Dramas happen in every relationship. When you’re involved with a borderline or narcissist, dramas happen a lot. Often the issue being fought over is less important than the underlying reason the drama is happening.
Typically, dramas that happen over and over are really about control, dominance, or anxiety. Underlying issues often include:
Who gets to make the decisions?
Who is right?
Who has the most power?
Who is needing reassurance?
Who is feeling unimportant, abandoned, or disregarded?
It’s easier to see the borderline or narcissist’s distress, than your own. You may not even notice your own anxieties and need for control or your fears about not being loved, but they also contribute to the dilemma. So, you fight it out over things like who left the toilet seat up, or who didn’t clean up or put things away.
If you want to stay out of these dramas, here are some steps to take.
Speak up right away.
When something isn’t working for you, mention it in the moment. Don’t discount your feelings, think about it for days, and then blow up. State your preferences clearly and quickly.
Talk about yourself.
Say: “I would like, I want, I would prefer,” rather than “YOU did, you think, you want.”
What feelings do you recognize in yourself and the other person? What do you think the real issue is? Can you put the issue into a clear sentence in your mind?
Observe and share.
For example: “I hear that disagree with me, and I notice that you look angry. Is there something more we should talk about?”
Don’t dismiss or discount your partner’s feelings or your own. Instead, state his/her feelings and add your own feelings and views. “You’d like to watch the game all day Saturday, AND I’d like to spend some time just the two of us together.” Using AND instead of BUT indicates that you are valuing his/her preferences as well as your own. It encourages both of you to problem solve, instead of arguing.

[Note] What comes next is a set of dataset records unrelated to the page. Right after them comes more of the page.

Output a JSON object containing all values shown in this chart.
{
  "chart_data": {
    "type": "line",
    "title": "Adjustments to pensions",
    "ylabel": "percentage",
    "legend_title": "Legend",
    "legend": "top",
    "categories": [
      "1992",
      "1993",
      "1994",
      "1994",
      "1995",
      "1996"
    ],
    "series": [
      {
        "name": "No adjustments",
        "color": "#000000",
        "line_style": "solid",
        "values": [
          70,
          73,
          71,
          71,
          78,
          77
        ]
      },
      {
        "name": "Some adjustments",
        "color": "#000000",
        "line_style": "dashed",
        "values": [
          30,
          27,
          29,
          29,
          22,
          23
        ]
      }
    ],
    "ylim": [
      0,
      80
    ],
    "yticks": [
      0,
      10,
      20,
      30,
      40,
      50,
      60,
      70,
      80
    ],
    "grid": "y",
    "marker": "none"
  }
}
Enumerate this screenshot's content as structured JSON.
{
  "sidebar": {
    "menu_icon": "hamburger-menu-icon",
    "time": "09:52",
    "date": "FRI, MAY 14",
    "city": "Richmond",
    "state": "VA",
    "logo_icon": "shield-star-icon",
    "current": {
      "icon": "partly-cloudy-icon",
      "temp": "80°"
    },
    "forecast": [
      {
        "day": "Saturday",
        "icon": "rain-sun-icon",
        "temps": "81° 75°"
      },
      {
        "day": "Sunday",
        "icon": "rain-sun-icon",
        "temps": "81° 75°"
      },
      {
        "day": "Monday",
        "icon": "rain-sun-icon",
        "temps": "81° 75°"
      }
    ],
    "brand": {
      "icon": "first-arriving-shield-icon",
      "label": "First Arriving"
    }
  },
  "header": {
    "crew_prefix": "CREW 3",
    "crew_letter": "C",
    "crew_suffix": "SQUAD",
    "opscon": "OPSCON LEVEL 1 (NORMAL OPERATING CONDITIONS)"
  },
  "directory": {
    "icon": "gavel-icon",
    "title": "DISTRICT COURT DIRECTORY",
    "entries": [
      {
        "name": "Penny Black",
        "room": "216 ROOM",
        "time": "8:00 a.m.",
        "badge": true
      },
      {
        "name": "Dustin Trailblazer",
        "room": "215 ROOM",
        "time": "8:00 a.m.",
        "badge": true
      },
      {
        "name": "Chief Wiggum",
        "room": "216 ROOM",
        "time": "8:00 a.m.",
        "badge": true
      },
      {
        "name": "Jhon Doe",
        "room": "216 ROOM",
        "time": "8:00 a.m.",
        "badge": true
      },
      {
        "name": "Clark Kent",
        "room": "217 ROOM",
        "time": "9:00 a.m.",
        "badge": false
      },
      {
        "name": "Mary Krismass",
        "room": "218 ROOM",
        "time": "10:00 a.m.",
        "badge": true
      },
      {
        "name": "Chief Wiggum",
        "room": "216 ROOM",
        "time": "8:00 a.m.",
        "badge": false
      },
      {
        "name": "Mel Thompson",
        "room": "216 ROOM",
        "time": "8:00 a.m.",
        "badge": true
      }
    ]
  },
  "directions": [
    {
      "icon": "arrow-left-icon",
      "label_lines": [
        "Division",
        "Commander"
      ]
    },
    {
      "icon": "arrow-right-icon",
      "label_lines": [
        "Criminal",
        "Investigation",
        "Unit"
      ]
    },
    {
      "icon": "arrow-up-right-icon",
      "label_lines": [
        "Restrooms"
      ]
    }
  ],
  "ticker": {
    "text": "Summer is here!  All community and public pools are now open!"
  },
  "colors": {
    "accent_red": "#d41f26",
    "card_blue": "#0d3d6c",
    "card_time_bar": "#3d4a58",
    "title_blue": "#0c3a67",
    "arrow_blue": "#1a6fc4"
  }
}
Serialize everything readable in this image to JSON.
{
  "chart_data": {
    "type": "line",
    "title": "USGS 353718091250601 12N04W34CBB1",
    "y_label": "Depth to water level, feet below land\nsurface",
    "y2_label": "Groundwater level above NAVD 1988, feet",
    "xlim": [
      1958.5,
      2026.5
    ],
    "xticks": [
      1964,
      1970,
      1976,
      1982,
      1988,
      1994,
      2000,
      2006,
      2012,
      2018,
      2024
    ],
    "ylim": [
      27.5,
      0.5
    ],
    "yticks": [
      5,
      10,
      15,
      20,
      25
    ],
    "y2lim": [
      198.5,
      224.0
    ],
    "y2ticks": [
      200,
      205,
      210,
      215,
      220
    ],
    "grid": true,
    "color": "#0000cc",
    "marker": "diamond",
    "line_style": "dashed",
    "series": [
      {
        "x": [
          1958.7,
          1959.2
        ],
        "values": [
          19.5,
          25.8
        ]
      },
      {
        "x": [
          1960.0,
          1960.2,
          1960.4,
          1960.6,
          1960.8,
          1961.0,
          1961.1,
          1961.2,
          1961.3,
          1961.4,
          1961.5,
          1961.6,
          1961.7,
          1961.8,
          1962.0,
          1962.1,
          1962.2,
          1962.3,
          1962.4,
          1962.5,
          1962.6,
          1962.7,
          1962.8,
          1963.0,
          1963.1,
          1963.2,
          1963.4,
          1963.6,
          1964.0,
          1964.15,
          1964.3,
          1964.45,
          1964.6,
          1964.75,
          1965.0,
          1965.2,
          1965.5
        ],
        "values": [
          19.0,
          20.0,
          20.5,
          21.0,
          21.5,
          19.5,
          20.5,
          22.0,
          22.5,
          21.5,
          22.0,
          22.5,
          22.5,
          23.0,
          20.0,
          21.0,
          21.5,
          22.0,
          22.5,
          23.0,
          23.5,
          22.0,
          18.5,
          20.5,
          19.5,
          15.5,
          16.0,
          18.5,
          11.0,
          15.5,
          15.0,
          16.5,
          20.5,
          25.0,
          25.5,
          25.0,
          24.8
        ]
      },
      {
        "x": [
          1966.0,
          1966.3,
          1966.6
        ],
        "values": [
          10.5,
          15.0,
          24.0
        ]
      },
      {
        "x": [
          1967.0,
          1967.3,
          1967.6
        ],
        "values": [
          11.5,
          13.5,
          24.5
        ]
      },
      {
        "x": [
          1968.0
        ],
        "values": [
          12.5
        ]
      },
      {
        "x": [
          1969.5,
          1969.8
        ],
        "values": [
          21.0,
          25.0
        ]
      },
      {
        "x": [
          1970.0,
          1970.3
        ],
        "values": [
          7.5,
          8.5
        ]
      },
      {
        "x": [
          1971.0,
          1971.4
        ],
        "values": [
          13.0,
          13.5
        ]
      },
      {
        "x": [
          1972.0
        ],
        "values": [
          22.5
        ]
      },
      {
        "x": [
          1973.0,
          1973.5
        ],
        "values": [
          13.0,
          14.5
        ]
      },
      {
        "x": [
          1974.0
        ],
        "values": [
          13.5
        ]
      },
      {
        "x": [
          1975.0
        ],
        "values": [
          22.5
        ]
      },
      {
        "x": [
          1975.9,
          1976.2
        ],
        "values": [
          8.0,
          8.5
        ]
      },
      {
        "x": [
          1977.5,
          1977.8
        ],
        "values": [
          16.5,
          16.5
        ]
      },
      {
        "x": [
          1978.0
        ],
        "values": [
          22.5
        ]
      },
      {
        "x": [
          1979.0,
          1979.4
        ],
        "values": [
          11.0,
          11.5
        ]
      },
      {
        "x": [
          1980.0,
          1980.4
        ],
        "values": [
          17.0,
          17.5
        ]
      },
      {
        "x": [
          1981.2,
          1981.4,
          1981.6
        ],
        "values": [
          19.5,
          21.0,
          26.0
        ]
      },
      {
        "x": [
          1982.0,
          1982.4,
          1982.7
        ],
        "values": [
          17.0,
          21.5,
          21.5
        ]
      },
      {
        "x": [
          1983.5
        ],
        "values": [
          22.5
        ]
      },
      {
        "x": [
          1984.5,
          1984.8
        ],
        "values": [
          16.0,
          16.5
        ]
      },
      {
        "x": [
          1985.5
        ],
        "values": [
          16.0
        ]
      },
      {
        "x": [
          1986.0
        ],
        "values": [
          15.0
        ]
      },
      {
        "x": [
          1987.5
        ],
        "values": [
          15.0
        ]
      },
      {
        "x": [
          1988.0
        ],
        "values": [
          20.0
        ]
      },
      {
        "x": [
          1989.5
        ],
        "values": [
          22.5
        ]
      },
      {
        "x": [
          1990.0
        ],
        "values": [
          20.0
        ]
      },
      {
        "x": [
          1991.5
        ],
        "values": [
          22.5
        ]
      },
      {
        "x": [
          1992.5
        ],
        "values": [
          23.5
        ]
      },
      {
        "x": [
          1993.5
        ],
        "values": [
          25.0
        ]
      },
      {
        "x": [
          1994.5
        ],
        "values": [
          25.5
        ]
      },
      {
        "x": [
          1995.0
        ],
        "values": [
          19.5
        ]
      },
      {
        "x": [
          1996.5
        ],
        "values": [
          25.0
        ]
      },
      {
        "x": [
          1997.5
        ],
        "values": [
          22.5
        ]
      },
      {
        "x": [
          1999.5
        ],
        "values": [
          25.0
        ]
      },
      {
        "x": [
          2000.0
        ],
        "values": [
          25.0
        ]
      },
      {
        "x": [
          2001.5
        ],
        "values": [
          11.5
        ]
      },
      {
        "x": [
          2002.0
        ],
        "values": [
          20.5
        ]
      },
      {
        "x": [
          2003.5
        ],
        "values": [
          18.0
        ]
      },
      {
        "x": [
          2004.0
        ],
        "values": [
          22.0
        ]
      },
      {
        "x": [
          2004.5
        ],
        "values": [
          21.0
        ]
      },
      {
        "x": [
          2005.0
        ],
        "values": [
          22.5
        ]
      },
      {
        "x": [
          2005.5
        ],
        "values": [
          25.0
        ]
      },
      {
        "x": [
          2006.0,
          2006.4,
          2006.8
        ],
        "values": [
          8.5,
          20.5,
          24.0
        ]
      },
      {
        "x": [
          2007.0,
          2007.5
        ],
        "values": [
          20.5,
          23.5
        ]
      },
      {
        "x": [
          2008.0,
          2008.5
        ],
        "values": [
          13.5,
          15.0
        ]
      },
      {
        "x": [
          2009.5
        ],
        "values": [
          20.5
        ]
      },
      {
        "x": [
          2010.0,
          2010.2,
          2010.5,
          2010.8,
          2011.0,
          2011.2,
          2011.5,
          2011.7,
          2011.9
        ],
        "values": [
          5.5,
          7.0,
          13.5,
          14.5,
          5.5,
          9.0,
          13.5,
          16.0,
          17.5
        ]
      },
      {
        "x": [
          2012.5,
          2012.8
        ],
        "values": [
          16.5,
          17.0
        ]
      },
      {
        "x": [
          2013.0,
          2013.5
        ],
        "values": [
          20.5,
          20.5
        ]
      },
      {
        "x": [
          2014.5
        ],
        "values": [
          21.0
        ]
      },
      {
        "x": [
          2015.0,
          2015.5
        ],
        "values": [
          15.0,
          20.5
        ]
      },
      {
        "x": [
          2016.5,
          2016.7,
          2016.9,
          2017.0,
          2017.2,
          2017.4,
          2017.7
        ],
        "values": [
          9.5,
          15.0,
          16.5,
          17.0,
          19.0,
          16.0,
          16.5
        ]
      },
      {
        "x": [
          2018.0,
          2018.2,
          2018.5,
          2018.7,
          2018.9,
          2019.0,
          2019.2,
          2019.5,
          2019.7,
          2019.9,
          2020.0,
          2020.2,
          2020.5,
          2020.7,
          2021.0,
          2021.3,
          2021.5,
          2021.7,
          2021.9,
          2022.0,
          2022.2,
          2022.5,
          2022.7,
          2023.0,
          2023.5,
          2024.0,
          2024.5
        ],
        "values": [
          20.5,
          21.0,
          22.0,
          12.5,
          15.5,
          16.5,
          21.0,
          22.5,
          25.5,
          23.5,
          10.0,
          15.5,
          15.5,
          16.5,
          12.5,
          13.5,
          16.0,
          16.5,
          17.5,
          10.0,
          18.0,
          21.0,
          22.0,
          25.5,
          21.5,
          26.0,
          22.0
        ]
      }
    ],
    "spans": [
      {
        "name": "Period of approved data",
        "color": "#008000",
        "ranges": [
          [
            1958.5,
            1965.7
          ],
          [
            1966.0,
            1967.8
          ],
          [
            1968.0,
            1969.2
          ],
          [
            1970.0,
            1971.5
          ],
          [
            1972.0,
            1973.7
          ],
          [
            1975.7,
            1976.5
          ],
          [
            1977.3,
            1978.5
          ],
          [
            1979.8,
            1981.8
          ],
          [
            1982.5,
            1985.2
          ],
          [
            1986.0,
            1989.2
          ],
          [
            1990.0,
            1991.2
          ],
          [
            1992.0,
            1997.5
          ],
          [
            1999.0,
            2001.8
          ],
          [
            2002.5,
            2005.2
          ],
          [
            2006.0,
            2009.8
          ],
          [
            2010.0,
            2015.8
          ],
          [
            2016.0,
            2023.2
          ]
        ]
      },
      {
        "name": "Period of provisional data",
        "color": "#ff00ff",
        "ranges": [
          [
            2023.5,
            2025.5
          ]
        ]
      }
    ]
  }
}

Whenever you notice negative changes in facial expressions or body language, voices being raised, or hurtful and angry comments, it’s a sign that you’ve moved into DRAMA. Instead of a discussion between partners, you’re now adversaries. It’s a sign to STOP the interaction. You both may find that you want to keep pushing to get your point across, but everyone is too activated to solve anything at this point. If the issue is important, you can come back together when you’re both calm, and finish discussing things again.
Don’t engage the borderline or narcissist about their behavior in the moment. Asking “What’s wrong?” or saying, “That was rude,” will likely start a fight. Hostile words thrown out during dramas can haunt the relationship for years. If the borderline/narcissist continues to be hostile, rude, or disrespectful, that’s a sign to walk away, not escalate by saying something nasty to them.
Dramas that can’t be solved by talking.
Dramas that happen when either of you has been drinking, using drugs, or is emotionally or physically exhausted, can’t be talked out. Mental illness is also a drama that you can’t solve. If you’re with a borderline, narcissistic, severely depressed, bi-polar, or psychotic partner, those issues are NOT something that you can cure or fix. The person needs to get professional help before your relationship can move forward.
Certain feelings may develop over the life of a relationship that cannot be healed. These include scorn, passive aggression, bitterness, resentment and lack of trust. When the scars are too deep, the relationship may need to be let go. Continually fighting and creating drama about these issues doesn’t solve the problems and only adds more anger and hurt. Let go instead of continuing to pour hostility onto each other–for your sake and the sake of your children.